The Mystery Muncher orders port in The Ivy

By The Mystery Muncher

When the Mystery Muncher had the opportunity to visit that famous London showbiz eatery, The Ivy, it was exciting.

Not because I expected great food but because I expected lots of celebs and hoped that with my natural good looks, people might think that I was a little famous too. My expectations were confounded.

First of all I was disappointed by the lack of paparazzi outside, then by the lack of A-list stars inside (a few minor TV faces and that’s your lot), and no-one was looking at me with stars in their eyes. But after that, everything about this place exceeded my hopes.

The Ivy is in West Street right opposite the St Martin’s Theatre and you really have to look hard to find the door. Once in I had house champagne in an exquisite glass at the tiny bar and people-watched for a while. This place has its foibles: gents, if you use the loo, it is down in the basement and has no doors – which is a real test of self confidence if you are going for a pee. When you come back up the iron spiral staircase to the restaurant you notice how comfortably old fashioned it looks, with mirrored pillars, stained glass and lots of dark panelling.

The menu is just as comforting with English classics like dressed Dorset crab, roast Devon chicken and Black Mount venison, but also some surprises like caviar and roast Arctic char. I started with griddled squid and chorizo salad followed by grilled calves liver, served pink, and nearly finished with Welsh rarebit as I much prefer savoury to desserts.
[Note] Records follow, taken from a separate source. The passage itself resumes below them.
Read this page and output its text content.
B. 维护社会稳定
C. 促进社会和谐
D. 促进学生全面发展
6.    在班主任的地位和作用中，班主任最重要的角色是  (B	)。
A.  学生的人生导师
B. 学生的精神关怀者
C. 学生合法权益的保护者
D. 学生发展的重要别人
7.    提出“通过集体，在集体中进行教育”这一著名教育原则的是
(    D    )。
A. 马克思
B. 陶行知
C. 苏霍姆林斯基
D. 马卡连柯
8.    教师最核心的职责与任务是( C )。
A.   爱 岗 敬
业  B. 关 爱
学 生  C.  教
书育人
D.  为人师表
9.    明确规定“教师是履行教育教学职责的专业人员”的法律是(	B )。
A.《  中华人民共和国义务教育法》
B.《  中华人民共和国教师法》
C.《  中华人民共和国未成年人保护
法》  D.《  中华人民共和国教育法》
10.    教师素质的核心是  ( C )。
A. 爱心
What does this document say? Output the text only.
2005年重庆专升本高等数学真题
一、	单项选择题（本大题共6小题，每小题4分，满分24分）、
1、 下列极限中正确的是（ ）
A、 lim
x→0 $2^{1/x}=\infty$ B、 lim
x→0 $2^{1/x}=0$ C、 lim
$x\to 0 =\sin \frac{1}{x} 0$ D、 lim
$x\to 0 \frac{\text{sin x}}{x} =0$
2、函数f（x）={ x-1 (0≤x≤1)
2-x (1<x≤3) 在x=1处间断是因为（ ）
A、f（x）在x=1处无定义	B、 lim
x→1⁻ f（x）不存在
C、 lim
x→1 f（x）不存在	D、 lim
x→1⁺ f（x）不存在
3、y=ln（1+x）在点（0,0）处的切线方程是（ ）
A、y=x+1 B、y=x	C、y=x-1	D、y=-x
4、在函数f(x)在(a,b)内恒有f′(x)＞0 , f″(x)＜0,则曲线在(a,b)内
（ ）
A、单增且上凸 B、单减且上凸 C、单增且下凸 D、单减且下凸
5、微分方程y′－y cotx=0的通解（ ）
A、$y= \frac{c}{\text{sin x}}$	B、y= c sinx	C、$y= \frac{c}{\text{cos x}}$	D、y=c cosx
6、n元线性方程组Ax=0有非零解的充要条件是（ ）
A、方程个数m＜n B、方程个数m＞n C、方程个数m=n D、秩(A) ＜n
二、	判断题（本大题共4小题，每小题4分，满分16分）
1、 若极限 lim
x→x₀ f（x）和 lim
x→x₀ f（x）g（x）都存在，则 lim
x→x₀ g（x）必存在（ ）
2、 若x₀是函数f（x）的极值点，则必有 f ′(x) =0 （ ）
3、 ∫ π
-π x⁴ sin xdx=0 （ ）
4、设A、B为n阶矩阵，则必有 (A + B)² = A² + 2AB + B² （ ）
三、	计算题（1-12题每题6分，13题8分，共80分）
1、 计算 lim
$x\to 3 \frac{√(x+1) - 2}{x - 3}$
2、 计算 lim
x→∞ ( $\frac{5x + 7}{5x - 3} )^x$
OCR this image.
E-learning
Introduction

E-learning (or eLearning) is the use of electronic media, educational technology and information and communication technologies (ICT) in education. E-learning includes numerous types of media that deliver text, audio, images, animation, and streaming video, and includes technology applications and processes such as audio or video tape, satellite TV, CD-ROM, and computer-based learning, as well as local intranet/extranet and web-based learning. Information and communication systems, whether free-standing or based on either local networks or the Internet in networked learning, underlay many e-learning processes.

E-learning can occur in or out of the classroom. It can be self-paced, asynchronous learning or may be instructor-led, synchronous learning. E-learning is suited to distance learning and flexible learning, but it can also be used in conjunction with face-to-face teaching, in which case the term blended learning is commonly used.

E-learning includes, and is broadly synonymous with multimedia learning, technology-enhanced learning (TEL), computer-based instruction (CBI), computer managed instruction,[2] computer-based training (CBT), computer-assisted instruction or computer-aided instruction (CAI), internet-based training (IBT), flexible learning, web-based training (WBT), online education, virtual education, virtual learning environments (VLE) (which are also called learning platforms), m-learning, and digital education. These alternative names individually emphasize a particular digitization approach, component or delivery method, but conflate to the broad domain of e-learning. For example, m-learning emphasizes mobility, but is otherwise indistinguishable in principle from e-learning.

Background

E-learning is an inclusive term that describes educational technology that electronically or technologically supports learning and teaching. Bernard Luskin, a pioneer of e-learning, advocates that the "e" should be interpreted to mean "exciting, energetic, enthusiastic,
I say nearly finished because in the end I found myself unable to resist the sticky toffee pudding. A fellow muncher started with eggs Benedict, which was served perfectly, a double lamb chop and creme brulee. Other guests sampled everything from pheasant to Angus steak and all were excellent.

The wine list was unusually comprehensive and, for a top-rate restaurant, not ridiculously overpriced. We had a rather decent Gavi de Gavi at £35 and that classic bottle of wine for everything gamey, a vintage Chateau Musar at around £70, which is a lot of money but I’ve seen it a lot more expensive elsewhere. At the end of this, we couldn’t resist finishing with a bottle of the finest vintage port I’ve had for years – a 1983 Warre.

In case you think that the Mystery Muncher was so affected by the venue that he was starting to drink like WC Fields, I should explain that we were part of a table of six. But this is certainly not a place for a health conscious eater or drinker – there is just too much to tempt you.

The staff may not have thought I was famous but they certainly treated me famously. Everyone from waiter to maitre d’ was knowledgeable, entertaining and seemed genuinely interested in our questions. I always ask the sommelier what they recommend when I have a strange mix of food as I find that they very seldom rip you off in good places. The Ivy was no exception. I’ll remember this restaurant for the food and the atmosphere rather than the famous faces. Don’t wait for your agent to invite you, do lunch (or dinner) now.